Skoro już sobie to wyjaśniliśmy, to teraz pora się zastanowić, jak taka gwarancja powinna wyglądać. Mamy do wyboru dwie drogi; albo zagłębiać się w coraz gęstszą kazuistykę, albo sformułować zasadę ogólną i dopuszczać wyjątki. Dotychczasowe ustawodawstwo brnie w kazuistykę, no a efekty są widoczne. Dlatego jeszcze raz przypominam zgłoszony przeze mnie jeszcze w początkach lat 90-tych projekt ustawy w postaci jednego zdania, będącego dodatkowym paragrafem art. 148 kodeksu karnego, który traktuje o zabójstwie człowieka. Zdanie to brzmiało następująco: „W razie zabójstwa dziecka jeszcze nie urodzonego, sąd może podżegacza uwolnić od kary.” Wynikało z tego, że również w fazie prenatalnej mamy do czynienia z „człowiekiem”, a nie „zlepkiem komórek”, jak uważa moja faworyta, Wielce Czcigodna Joanna Scheuring-Wielgus, która – nawiasem mówiąc – też jest „zlepkiem komórek”, w dodatku już starzejących się i z tego powodu częściowo zdegenerowanych, więc nie powinna sobie zbyt wiele o sobie wyobrażać. Po drugie – że w tej sytuacji każde intencjonalne przerwanie życia takiego człowieka jest „zabójstwem”, a skoro państwo istnieje i ustanawia prawa, to nie powinno ogłaszać swego desinteressement w tak ważnej sprawie.

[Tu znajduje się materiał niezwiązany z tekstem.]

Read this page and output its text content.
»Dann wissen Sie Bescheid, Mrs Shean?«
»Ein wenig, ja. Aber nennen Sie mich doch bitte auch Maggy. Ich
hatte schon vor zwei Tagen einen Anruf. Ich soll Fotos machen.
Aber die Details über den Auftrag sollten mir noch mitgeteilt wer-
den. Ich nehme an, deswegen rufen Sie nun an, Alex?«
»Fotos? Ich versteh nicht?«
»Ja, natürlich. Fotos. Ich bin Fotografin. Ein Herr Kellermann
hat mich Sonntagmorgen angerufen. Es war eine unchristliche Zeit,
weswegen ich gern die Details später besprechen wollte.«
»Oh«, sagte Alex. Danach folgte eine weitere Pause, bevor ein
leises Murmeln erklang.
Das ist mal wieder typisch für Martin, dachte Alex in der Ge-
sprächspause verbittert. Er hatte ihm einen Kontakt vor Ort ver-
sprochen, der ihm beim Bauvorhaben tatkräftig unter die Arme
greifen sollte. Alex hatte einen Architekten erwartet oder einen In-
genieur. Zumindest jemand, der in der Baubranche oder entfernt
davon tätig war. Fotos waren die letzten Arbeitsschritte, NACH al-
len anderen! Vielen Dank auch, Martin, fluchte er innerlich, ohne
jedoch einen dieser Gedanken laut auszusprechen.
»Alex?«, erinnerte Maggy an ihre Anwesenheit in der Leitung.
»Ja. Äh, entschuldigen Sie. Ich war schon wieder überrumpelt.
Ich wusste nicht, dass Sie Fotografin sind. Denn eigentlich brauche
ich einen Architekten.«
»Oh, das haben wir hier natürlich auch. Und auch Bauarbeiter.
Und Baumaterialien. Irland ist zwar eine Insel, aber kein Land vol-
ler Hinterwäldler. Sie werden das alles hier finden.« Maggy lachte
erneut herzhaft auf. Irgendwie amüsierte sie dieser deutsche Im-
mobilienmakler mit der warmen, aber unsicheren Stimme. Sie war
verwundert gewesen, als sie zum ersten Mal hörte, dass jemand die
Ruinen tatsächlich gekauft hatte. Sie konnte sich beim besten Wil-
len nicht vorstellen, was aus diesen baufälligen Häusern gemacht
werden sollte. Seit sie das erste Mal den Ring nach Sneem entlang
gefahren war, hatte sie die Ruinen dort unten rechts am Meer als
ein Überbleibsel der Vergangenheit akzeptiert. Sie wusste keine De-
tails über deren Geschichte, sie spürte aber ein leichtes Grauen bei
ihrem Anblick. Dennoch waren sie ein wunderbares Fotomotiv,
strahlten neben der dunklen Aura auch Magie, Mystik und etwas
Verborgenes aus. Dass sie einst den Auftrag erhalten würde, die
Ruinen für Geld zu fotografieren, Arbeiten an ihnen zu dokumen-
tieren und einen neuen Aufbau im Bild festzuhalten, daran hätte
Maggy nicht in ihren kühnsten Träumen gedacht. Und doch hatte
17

Jeśli bowiem pozostawiłoby taką decyzję „kobiecie”, to na zasadzie wnioskowania a maiori ad minus (komu wolno czynić więcej, temu wolno czynić mniej) decyzje to tym, czy dokonać kradzieży, powinno pozostawić złodziejowi, który przecież też ma prawo wyboru, więc pod tym względem niczym nie różni się od „kobiety”.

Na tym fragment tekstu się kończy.